Darrel's job is to put that fun into some kind of order, an enjoyable and challenging task for a place nicknamed "Deadwood's Attic." For example, a small showcase of the death relics of Wild Bill Hickok contains the gun he possibly carried, cards from the deck he was probably gambling with when he was shot dead, and his lucky pocket rock, which surprisingly everyone accepts as genuine. The museum also shelters Deadwood's former outdoor sculpture of Wild Bill, reduced by 20th century souvenir-hunters to an armless, headless torso. "I composed it like a Greek statue," said Darrel of its staging. "It's as close as we're getting to a Venus de Milo."
Darrel said that the Wild Bill Hickok Death Chair exhibited in the nearby No. 10 Saloon can't be real because it, and nearly everything else in Deadwood, burned to cinders in a fire in 1879. Infernos frequently swept the town, destroying much of Deadwood's history but also contributing to its citizens compulsion to save whatever they could, leading to the Adams Museum's eclectic collection. "They kinda built the town in the wrong place," said Darrel, "but that's where the gold was."
The museum's "Risky Business" exhibit features artifacts from Deadwood's long association with prostitution, opium, whiskey, gunrunning, and mindless violence. The meat cleaver of Isadore Cavanaugh, for example. "He got drunk, threw the cleaver at his landlady's dog, and hit the landlady," said Darrel. Next to the cleaver is the noose with which Cavanaugh was hanged. "It just didn't turn out well for him at all."

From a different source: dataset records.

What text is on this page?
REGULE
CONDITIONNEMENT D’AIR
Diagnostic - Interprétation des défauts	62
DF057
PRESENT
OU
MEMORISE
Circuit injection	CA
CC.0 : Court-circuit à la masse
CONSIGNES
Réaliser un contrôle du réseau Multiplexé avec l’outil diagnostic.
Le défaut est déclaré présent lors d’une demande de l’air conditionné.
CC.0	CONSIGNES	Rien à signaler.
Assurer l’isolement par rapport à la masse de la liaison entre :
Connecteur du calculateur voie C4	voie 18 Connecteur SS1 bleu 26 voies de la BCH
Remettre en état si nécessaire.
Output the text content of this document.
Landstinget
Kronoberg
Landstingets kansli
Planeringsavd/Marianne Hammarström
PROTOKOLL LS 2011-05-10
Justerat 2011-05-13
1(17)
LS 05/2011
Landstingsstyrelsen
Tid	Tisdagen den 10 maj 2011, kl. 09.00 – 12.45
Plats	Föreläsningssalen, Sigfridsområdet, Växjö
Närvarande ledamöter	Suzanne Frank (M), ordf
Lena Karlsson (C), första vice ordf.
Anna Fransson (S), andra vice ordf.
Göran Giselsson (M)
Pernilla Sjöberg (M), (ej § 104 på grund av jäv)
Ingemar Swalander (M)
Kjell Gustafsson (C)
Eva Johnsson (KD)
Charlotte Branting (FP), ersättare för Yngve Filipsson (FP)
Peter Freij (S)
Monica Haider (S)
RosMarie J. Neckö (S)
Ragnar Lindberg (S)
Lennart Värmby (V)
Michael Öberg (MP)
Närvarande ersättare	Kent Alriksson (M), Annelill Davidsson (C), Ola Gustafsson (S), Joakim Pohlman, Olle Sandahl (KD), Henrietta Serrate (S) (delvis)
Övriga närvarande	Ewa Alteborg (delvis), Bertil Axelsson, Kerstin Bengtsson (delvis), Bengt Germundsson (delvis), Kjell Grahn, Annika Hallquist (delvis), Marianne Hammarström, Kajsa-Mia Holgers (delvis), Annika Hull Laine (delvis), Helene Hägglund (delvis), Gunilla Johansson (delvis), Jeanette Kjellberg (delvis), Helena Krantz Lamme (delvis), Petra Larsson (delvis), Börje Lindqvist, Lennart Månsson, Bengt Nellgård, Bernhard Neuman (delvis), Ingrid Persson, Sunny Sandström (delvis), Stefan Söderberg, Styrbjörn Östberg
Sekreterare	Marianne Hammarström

Also in the display is a lavender door with multiple locks and a peephole from one of Deadwood's bordellos, and a pair of high-heels donated by a Deadwood prostitute. These are genuine relics, but Darrel said that many of the items purportedly from Deadwood's last brothel -- closed in 1980 -- were in fact junk purchased at flea markets by the madam, who then sold them to collectors for a considerable profit. "She knew how to make money."

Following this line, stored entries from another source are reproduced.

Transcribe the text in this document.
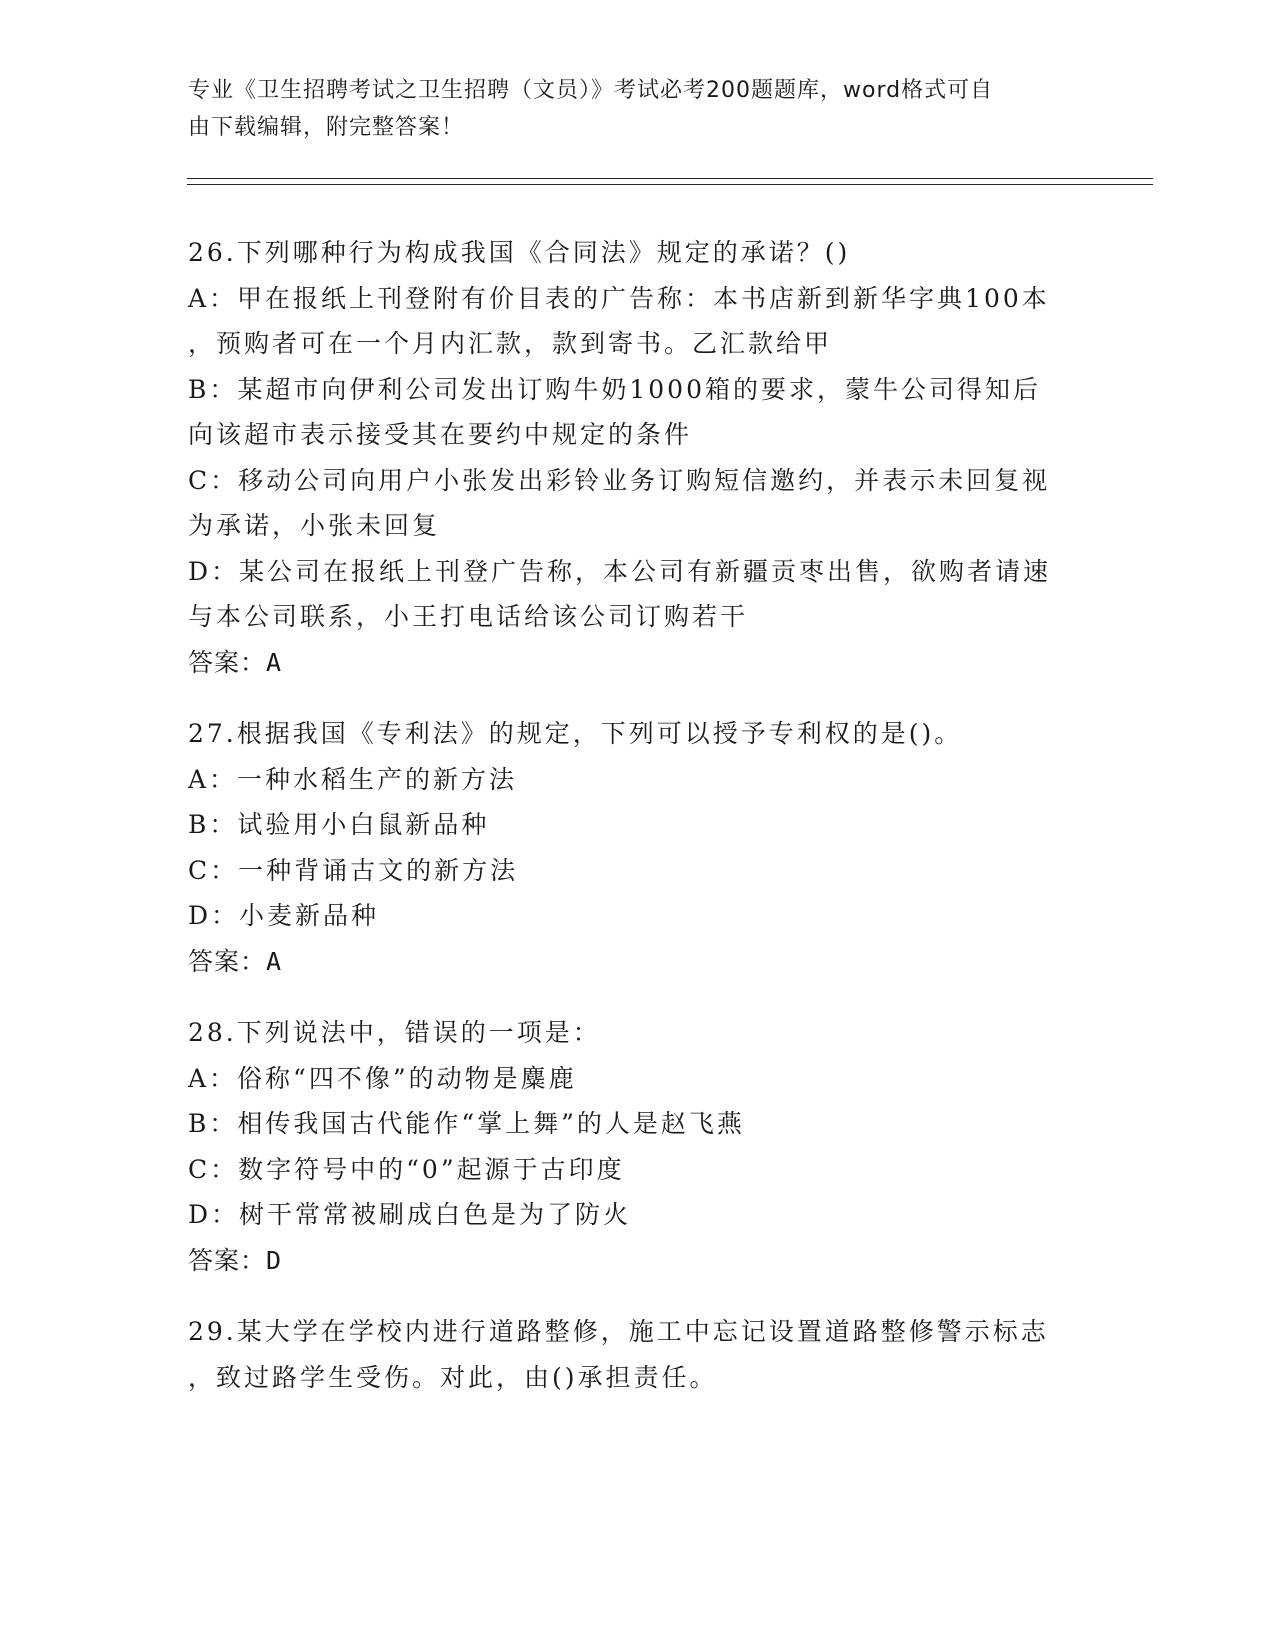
专业《卫生招聘考试之卫生招聘（文员）》考试必考200题题库，word格式可自
由下载编辑，附完整答案！
26.下列哪种行为构成我国《合同法》规定的承诺？()
A：甲在报纸上刊登附有价目表的广告称：本书店新到新华字典100本
，预购者可在一个月内汇款，款到寄书。乙汇款给甲
B：某超市向伊利公司发出订购牛奶1000箱的要求，蒙牛公司得知后
向该超市表示接受其在要约中规定的条件
C：移动公司向用户小张发出彩铃业务订购短信邀约，并表示未回复视
为承诺，小张未回复
D：某公司在报纸上刊登广告称，本公司有新疆贡枣出售，欲购者请速
与本公司联系，小王打电话给该公司订购若干
答案：A
27.根据我国《专利法》的规定，下列可以授予专利权的是()。
A：一种水稻生产的新方法
B：试验用小白鼠新品种
C：一种背诵古文的新方法
D：小麦新品种
答案：A
28.下列说法中，错误的一项是：
A：俗称“四不像”的动物是麋鹿
B：相传我国古代能作“掌上舞”的人是赵飞燕
C：数字符号中的“0”起源于古印度
D：树干常常被刷成白色是为了防火
答案：D
29.某大学在学校内进行道路整修，施工中忘记设置道路整修警示标志
，致过路学生受伤。对此，由()承担责任。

One of the museum's most popular exhibits, now part of its "Black Hills Believe it or Not" display, is the hand-carved nudist colony of Robert Poe. He was a disabled former gold miner who spent his time whittling miniature naked people dancing, shooting arrows, and playing volleyball. 96 of the 97 figures are women. The one man is assumed to be Robert Poe. "It's somewhere between voyeurism and summer camp," said Darrel, who arranged the figures as best he could, since Poe left no instructions. "I also put a mirror in there so that people could see themselves looking at a bunch of tiny naked women."
Darrel added, "With very few exceptions, when people who visited the museum as children come back as adults they'll ask, 'Do you still have the two-headed calf?' and 'Do you still have the nudist colony?'"
Deadwood celebrates its own mythology in the museum's "Legends" exhibit, which features people who would be outcasts anywhere else. "Calamity Jane was largely a drunk," said Darrel. "Wild Bill was a bad gambler. Poker Alice smoked cigars. She shot a guy. To be a Legend in Deadwood you've got to shoot people, I guess." Darrel added that William Emery Adams should be a Legend, but won't be because he doesn't fit the town's romantic model.
"I've never seen a ghost in the Adams Museum," said Darrel, "but sometimes, if I'm here at night, I'll say, 'Mr. Adams, I hope you like what we're doing!' I want to be on good terms with him."